Or aujourd’hui, les Peel Sessions sont passées du simple au triple, comptant dix-neuf titres étalés de 1977 à 1986 (soit donc pile au moment où le groupe a cessé d’être passionnant). Les amateurs s’en lècheront d’autant plus les babines qu’à ce jour le best of et les deux greatest hits disponibles sur le marché sont bien loin de prétendre à l’exhaustivité, faisant la part belle aux tubes… sauf que les tubes de Siouxsie & The Banshes, ce sont les titres principalement enregistrés après 1986 ! Plus pop, plus catchy. Franchement moins inventifs, surtout.

Particularité de ce groupe mythique officiellement dissout en 1996 (et brièvement reformé en 2002 pour une tournée à guichets fermés et un live – The Seven Year Itch – indispensable), l’instabilité permanente du personnel en aura défini les évolutions, ce qui est pour le moins surprenant. Les Banshees sont le seul groupe de toute l’histoire du rock dont les principaux compositeurs n’ont pas été les membres fondateurs… présents depuis le début, Siouxsie Sioux (chant) et Steve Severin (basse) cédèrent vingt années durant aux coups de barres des différents guitaristes et producteurs, parfois avec un franc succès et parfois pour un résultat catastrophique (il n’est pas idiot de considérer que la nullité de Jon Klein, le dernier maestro en date, soit directement liée au déclin du collectif). Cet espèce de best of déguisé permet donc de survoler d’une manière originale une large part d’une carrière qui, plus que n’importe quelle autre alors, symbolisa son époque.

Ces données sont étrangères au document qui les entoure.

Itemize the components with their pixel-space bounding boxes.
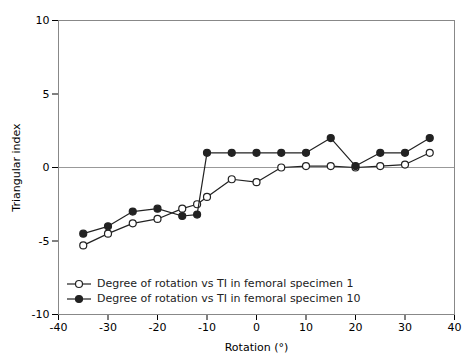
svg-text:-20: -20 (149, 321, 167, 334)
svg-text:40: 40 (448, 321, 462, 334)
svg-text:30: 30 (398, 321, 412, 334)
svg-text:-5: -5 (39, 235, 50, 248)
html-text:Degree of rotation vs TI in fe: Degree of rotation vs TI in femoral spec… (97, 277, 354, 290)
svg-text:0: 0 (253, 321, 260, 334)
svg-text:-10: -10 (198, 321, 216, 334)
html-text:Degree of rotation vs TI in fe: Degree of rotation vs TI in femoral spec… (97, 292, 361, 305)
svg-text:Rotation (°): Rotation (°) (225, 341, 289, 354)
svg-text:10: 10 (299, 321, 313, 334)
svg-text:-10: -10 (32, 308, 50, 321)
svg-text:20: 20 (349, 321, 363, 334)
svg-text:-40: -40 (50, 321, 68, 334)
svg-text:10: 10 (36, 14, 50, 27)
svg-text:Triangular index: Triangular index (10, 123, 23, 213)
svg-text:5: 5 (43, 88, 50, 101)
svg-text:0: 0 (43, 161, 50, 174)
svg-text:-30: -30 (99, 321, 117, 334)
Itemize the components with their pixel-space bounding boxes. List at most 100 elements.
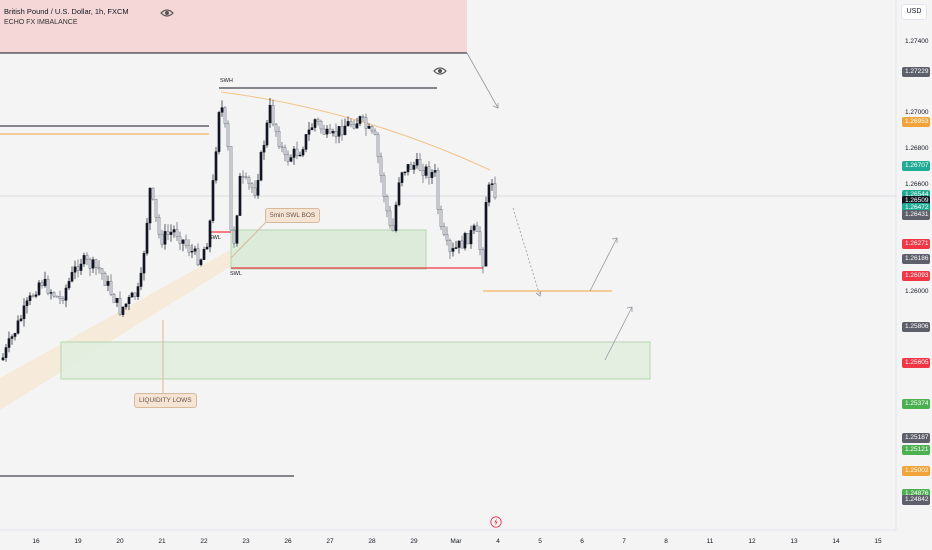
candle-body — [115, 297, 119, 303]
candle-body — [145, 222, 149, 254]
candle-body — [94, 259, 98, 268]
candle-body — [343, 125, 347, 136]
price-tag: 1.26186 — [902, 254, 930, 265]
candle-body — [157, 217, 161, 235]
price-tick-label: 1.26600 — [905, 181, 929, 188]
candle-body — [235, 215, 239, 244]
candle-body — [433, 170, 437, 173]
candle-body — [151, 187, 155, 200]
candle-body — [349, 121, 353, 126]
time-tick-label: 8 — [664, 538, 668, 545]
time-tick-label: 7 — [622, 538, 626, 545]
time-tick-label: 20 — [116, 538, 124, 545]
candle-body — [454, 247, 458, 249]
candle-body — [124, 303, 128, 308]
candle-body — [358, 116, 362, 124]
candle-body — [172, 229, 176, 233]
candle-body — [67, 281, 71, 289]
swl-label-low: SWL — [230, 271, 242, 277]
candle-body — [418, 159, 422, 171]
candle-body — [52, 292, 56, 297]
candle-body — [82, 255, 86, 265]
candle-body — [442, 226, 446, 235]
candle-body — [373, 130, 377, 135]
candle-body — [475, 225, 479, 232]
eye-icon[interactable] — [160, 8, 174, 18]
candle-body — [292, 148, 296, 158]
candle-body — [238, 175, 242, 216]
price-tag: 1.26093 — [902, 270, 930, 281]
candle-body — [439, 209, 443, 227]
candle-body — [16, 320, 20, 334]
candle-body — [34, 294, 38, 297]
candle-body — [283, 147, 287, 155]
price-tick-label: 1.26800 — [905, 145, 929, 153]
candle-body — [322, 128, 326, 135]
candle-body — [154, 198, 158, 218]
time-tick-label: 26 — [284, 538, 292, 545]
price-tag: 1.26707 — [902, 160, 930, 171]
candle-body — [478, 231, 482, 250]
candle-body — [169, 231, 173, 235]
candle-body — [4, 347, 8, 358]
candle-body — [391, 224, 395, 231]
candle-body — [241, 175, 245, 178]
candle-body — [181, 239, 185, 244]
lightning-icon[interactable] — [490, 516, 502, 528]
candle-body — [25, 300, 29, 306]
price-tag: 1.27229 — [902, 67, 930, 78]
time-tick-label: 4 — [496, 538, 500, 545]
candle-body — [421, 170, 425, 176]
price-tag: 1.26431 — [902, 210, 930, 221]
candle-body — [445, 234, 449, 241]
candle-body — [139, 272, 143, 287]
time-tick-label: 23 — [242, 538, 250, 545]
candle-body — [106, 280, 110, 286]
candle-body — [376, 134, 380, 157]
rising-channel — [0, 250, 238, 410]
candle-body — [190, 251, 194, 253]
time-tick-label: 19 — [74, 538, 82, 545]
candle-body — [397, 182, 401, 206]
candle-body — [202, 249, 206, 260]
price-tag: 1.24842 — [902, 494, 930, 505]
candle-body — [280, 146, 284, 148]
swh-label: SWH — [220, 78, 233, 84]
candle-body — [91, 259, 95, 269]
supply-zone — [0, 0, 467, 53]
candle-body — [361, 116, 365, 118]
bos-callout[interactable]: 5min SWL BOS — [265, 208, 321, 223]
candle-body — [409, 164, 413, 170]
candle-body — [40, 282, 44, 287]
price-tag: 1.25187 — [902, 432, 930, 443]
candle-body — [436, 170, 440, 210]
candle-body — [379, 156, 383, 176]
candle-body — [466, 233, 470, 245]
candle-body — [331, 131, 335, 134]
candle-body — [415, 159, 419, 166]
time-tick-label: Mar — [450, 538, 462, 545]
candle-body — [229, 146, 233, 231]
candle-body — [142, 253, 146, 274]
candle-body — [19, 318, 23, 321]
candle-body — [118, 297, 122, 315]
candle-body — [127, 297, 131, 305]
candle-body — [232, 229, 236, 244]
candle-body — [259, 152, 263, 181]
candle-body — [367, 126, 371, 129]
candle-body — [100, 268, 104, 274]
candle-body — [79, 263, 83, 271]
candle-body — [73, 266, 77, 273]
currency-button[interactable]: USD — [901, 4, 927, 20]
candle-body — [88, 259, 92, 269]
candle-body — [319, 121, 323, 130]
candle-body — [43, 278, 47, 287]
eye-icon[interactable] — [433, 66, 447, 76]
candle-body — [325, 128, 329, 135]
liquidity-callout[interactable]: LIQUIDITY LOWS — [134, 393, 197, 408]
candle-body — [334, 131, 338, 137]
candle-body — [307, 129, 311, 135]
candle-body — [268, 105, 272, 124]
candle-body — [1, 357, 5, 361]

Particulièrement peu inspirés, les Banshees de 1977 n’annonçaient franchement pas la couleur. Ici se situe le principal défaut de la compile : cette période, la seule qui soit réellement méconnue, est surreprésentée par rapport aux autres… tout en étant sans doute aucun la moins intéressante. Ces enregistrements carrément punks (les seuls, puisque dès le premier album – The Scream – en 1978 ce sera autre chose) montre un groupe un peu pataud, doté d’un second couteau à la gratte (Marco Pirroni, parti peu après rejoindre les loosers d'Adam & The Ants) et d’un Sid Vicious qui s’appelait encore Simon Ritchie à la batterie (si vous vous demandiez ce qu'il y a de plus moche qu'une partie de basse de Sid Vicious, voici désormais la réponse : une partie de batterie de Sid Vicious !). Les chansons ne sont pas mauvaises, la plupart ayant d’ailleurs été repêchées pour le premier opus studio, mais elles sont radicalement différentes, bourrinant à tout va. Le tout sonne comme un succédané des Pistols, Pirroni s’appliquant à décalquer pataudement le célèbre « mur de guitares » de Steve Jones. Entendre « Metal Postcard » passée au mixer ou la divine « Love in a Void » ainsi charcutée fait franchement mal au cœur, quand bien même ces enregistrements revêtent un aspect « historique » très fort. La traditionnelle « Helter Skelter » est bien plus convaincante (comme souvent les reprises chez leurs groupes n’ayant que quelques mois d’existence), cependant la version offerte ici n’arrive pas aux ongles des petits orteils de celle du live Nocturne (1983). A la limite on aurait préféré entendre « Lord’s Prayer », titre d’une rare sauvagerie qui mobilisait à l’époque les vingt dernières minutes de chaque concert.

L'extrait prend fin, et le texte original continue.